KABUL — After seizing control of
Afghanistan in August 2021 the Taliban promised a softer version of the harsh rule that
characterized their first stint in power, when women were stripped of most of
their rights.
اضافة اعلان
This time around the movement has largely refrained
from issuing rigid national edicts, but authorities at a provincial level have
introduced rules and guidelines dictating how women should live.
Here are some areas of women’s lives impacted by the
Taliban’s return:
Employment
The
Taliban say they allow
women to work as long as they are segregated from men.
In practice,
however, women are effectively barred from employment — particularly for the
government — apart from in specialized sectors such as health care and
education.
Even women working in the private sector complain of
being harassed going to and from their offices, while Taliban intelligence
operatives frequently visit commercial enterprises to make sure strict
segregation is enforced.
Many bosses have also fired women staff out of
caution.
In some places,
however, small women-only cooperatives have been able to continue — such as a
jasmine processing facility in the ancient western city of Herat, long
considered liberal by
Afghan standards.
Still, tens of thousands of Afghan women have been
made jobless by the Taliban’s return, overturning two decades of progress in
diversifying all aspects of their employment — from the police to courts.
Education
The Taliban say all girls
are entitled to an education, but the majority of secondary schools at least —
for those aged from 13 to 18 — have not reopened since August.
Officials now say education for all will resume by
the end of March, but an exodus of teachers and a ban on men leading classes
for girls means it will be difficult for them to meet that target.
Most private universities have resumed, also while
suffering a teacher shortage. But classes must be segregated by sex and there
can be no mingling of men and women between lessons.
Some government universities resumed under similar
constraints two weeks ago, but there was only a trickle of attendance by women
at most facilities.
Personal freedoms
During their first stint in
power, the Taliban made it compulsory for women to wear an all-covering burqa
in public, and agents of the feared Ministry for the Promotion of Virtue and
Prevention of Vice would lash anyone caught without.
The ministry put up posters across
Kabul last month
“suggesting” women should at least wear the less restrictive hijab — but the
message was accompanied by pictures of the burqa.
An order was also issued saying women could not
travel between cities and towns unless accompanied by a male relative, and taxi
drivers were told not to pick up female passengers unless they wore head
coverings.
Beauty parlors and fashion boutiques in the capital
were booming before the Taliban’s return, but they have largely disappeared.
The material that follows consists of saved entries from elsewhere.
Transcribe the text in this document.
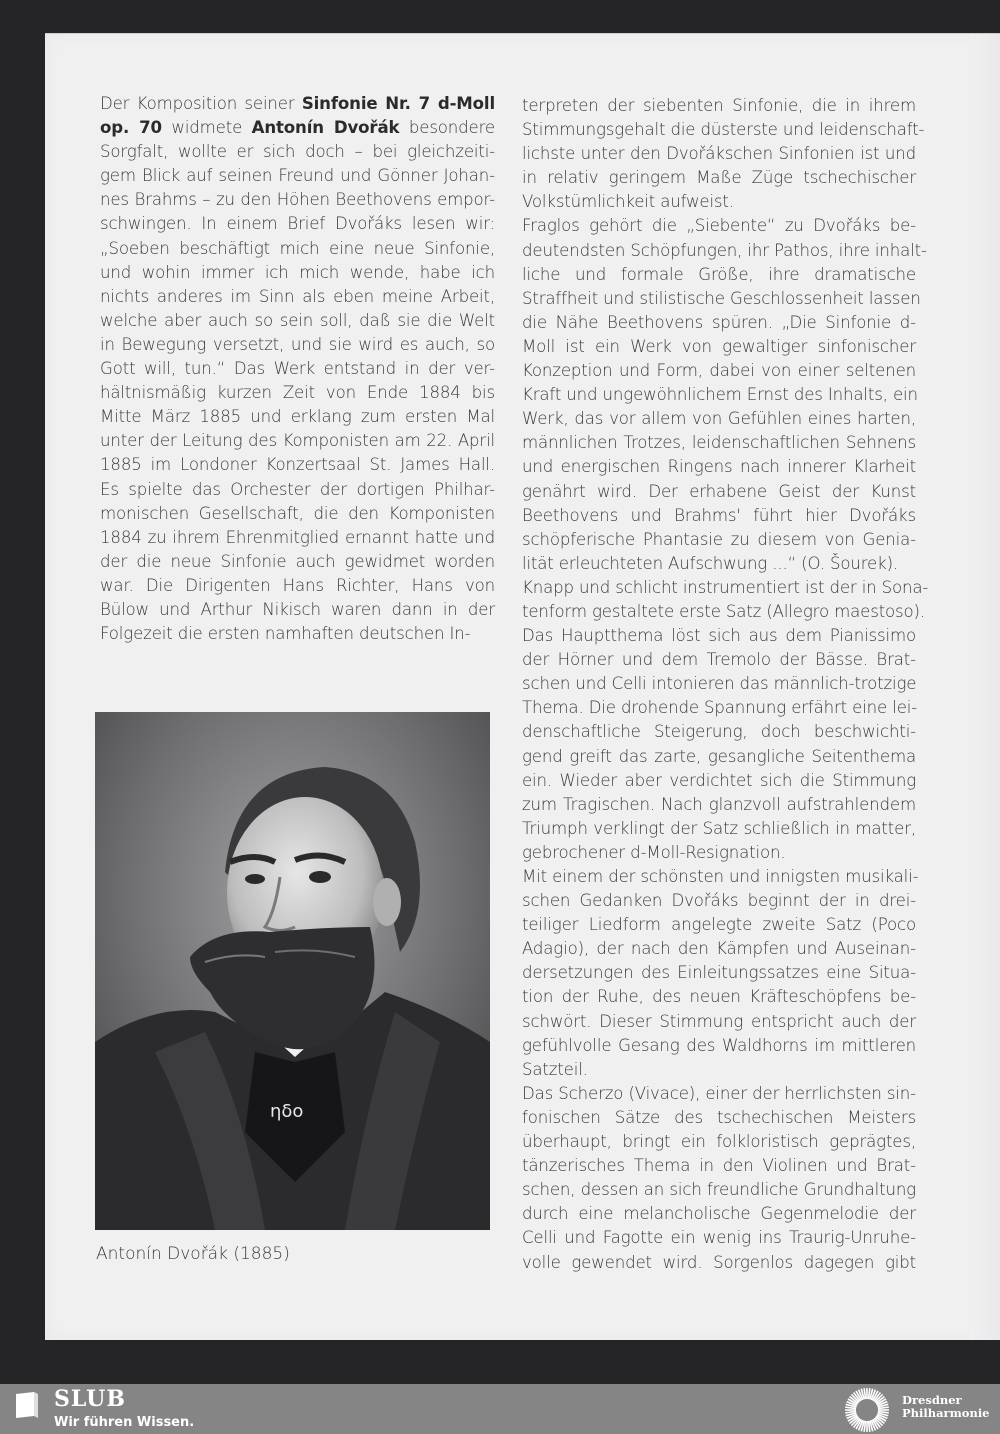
Der Komposition seiner Sinfonie Nr. 7 d-Moll
op. 70 widmete Antonín Dvořák besondere
Sorgfalt, wollte er sich doch – bei gleichzeiti-
gem Blick auf seinen Freund und Gönner Johan-
nes Brahms – zu den Höhen Beethovens empor-
schwingen. In einem Brief Dvořáks lesen wir:
„Soeben beschäftigt mich eine neue Sinfonie,
und wohin immer ich mich wende, habe ich
nichts anderes im Sinn als eben meine Arbeit,
welche aber auch so sein soll, daß sie die Welt
in Bewegung versetzt, und sie wird es auch, so
Gott will, tun.“ Das Werk entstand in der ver-
hältnismäßig kurzen Zeit von Ende 1884 bis
Mitte März 1885 und erklang zum ersten Mal
unter der Leitung des Komponisten am 22. April
1885 im Londoner Konzertsaal St. James Hall.
Es spielte das Orchester der dortigen Philhar-
monischen Gesellschaft, die den Komponisten
1884 zu ihrem Ehrenmitglied ernannt hatte und
der die neue Sinfonie auch gewidmet worden
war. Die Dirigenten Hans Richter, Hans von
Bülow und Arthur Nikisch waren dann in der
Folgezeit die ersten namhaften deutschen In-
terpreten der siebenten Sinfonie, die in ihrem
Stimmungsgehalt die düsterste und leidenschaft-
lichste unter den Dvořákschen Sinfonien ist und
in relativ geringem Maße Züge tschechischer
Volkstümlichkeit aufweist.
Fraglos gehört die „Siebente“ zu Dvořáks be-
deutendsten Schöpfungen, ihr Pathos, ihre inhalt-
liche und formale Größe, ihre dramatische
Straffheit und stilistische Geschlossenheit lassen
die Nähe Beethovens spüren. „Die Sinfonie d-
Moll ist ein Werk von gewaltiger sinfonischer
Konzeption und Form, dabei von einer seltenen
Kraft und ungewöhnlichem Ernst des Inhalts, ein
Werk, das vor allem von Gefühlen eines harten,
männlichen Trotzes, leidenschaftlichen Sehnens
und energischen Ringens nach innerer Klarheit
genährt wird. Der erhabene Geist der Kunst
Beethovens und Brahms' führt hier Dvořáks
schöpferische Phantasie zu diesem von Genia-
lität erleuchteten Aufschwung ...“ (O. Šourek).
Knapp und schlicht instrumentiert ist der in Sona-
tenform gestaltete erste Satz (Allegro maestoso).
Das Hauptthema löst sich aus dem Pianissimo
der Hörner und dem Tremolo der Bässe. Brat-
schen und Celli intonieren das männlich-trotzige
Thema. Die drohende Spannung erfährt eine lei-
denschaftliche Steigerung, doch beschwichti-
gend greift das zarte, gesangliche Seitenthema
ein. Wieder aber verdichtet sich die Stimmung
zum Tragischen. Nach glanzvoll aufstrahlendem
Triumph verklingt der Satz schließlich in matter,
gebrochener d-Moll-Resignation.
Mit einem der schönsten und innigsten musikali-
schen Gedanken Dvořáks beginnt der in drei-
teiliger Liedform angelegte zweite Satz (Poco
Adagio), der nach den Kämpfen und Auseinan-
dersetzungen des Einleitungssatzes eine Situa-
tion der Ruhe, des neuen Kräfteschöpfens be-
schwört. Dieser Stimmung entspricht auch der
gefühlvolle Gesang des Waldhorns im mittleren
Satzteil.
Das Scherzo (Vivace), einer der herrlichsten sin-
fonischen Sätze des tschechischen Meisters
überhaupt, bringt ein folkloristisch geprägtes,
tänzerisches Thema in den Violinen und Brat-
schen, dessen an sich freundliche Grundhaltung
durch eine melancholische Gegenmelodie der
Celli und Fagotte ein wenig ins Traurig-Unruhe-
volle gewendet wird. Sorgenlos dagegen gibt
ηδο
Antonín Dvořák (1885)
SLUB
Wir führen Wissen.
Dresdner
Philharmonie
Meanwhile shop mannequins have been beheaded in
Herat and billboards featuring the human form taken down because they are
deemed un-Islamic.
Sport and culture
Television channels have been ordered to stop showing dramas and soap
operas featuring women actors, while female journalists must wear a
hijab in
front of cameras.
A senior Taliban official has said it is
“unnecessary” for women to play sport, but they have been wary of formalizing
that philosophy because funding from the organizations that govern world sport
— including football and cricket — depends on allowing all sexes to play.
Many of the country’s leading singers,
musicians, artists,
and photographers have fled since the Taliban’s return, while those who
couldn’t escape have gone into hiding or are keeping a very low profile.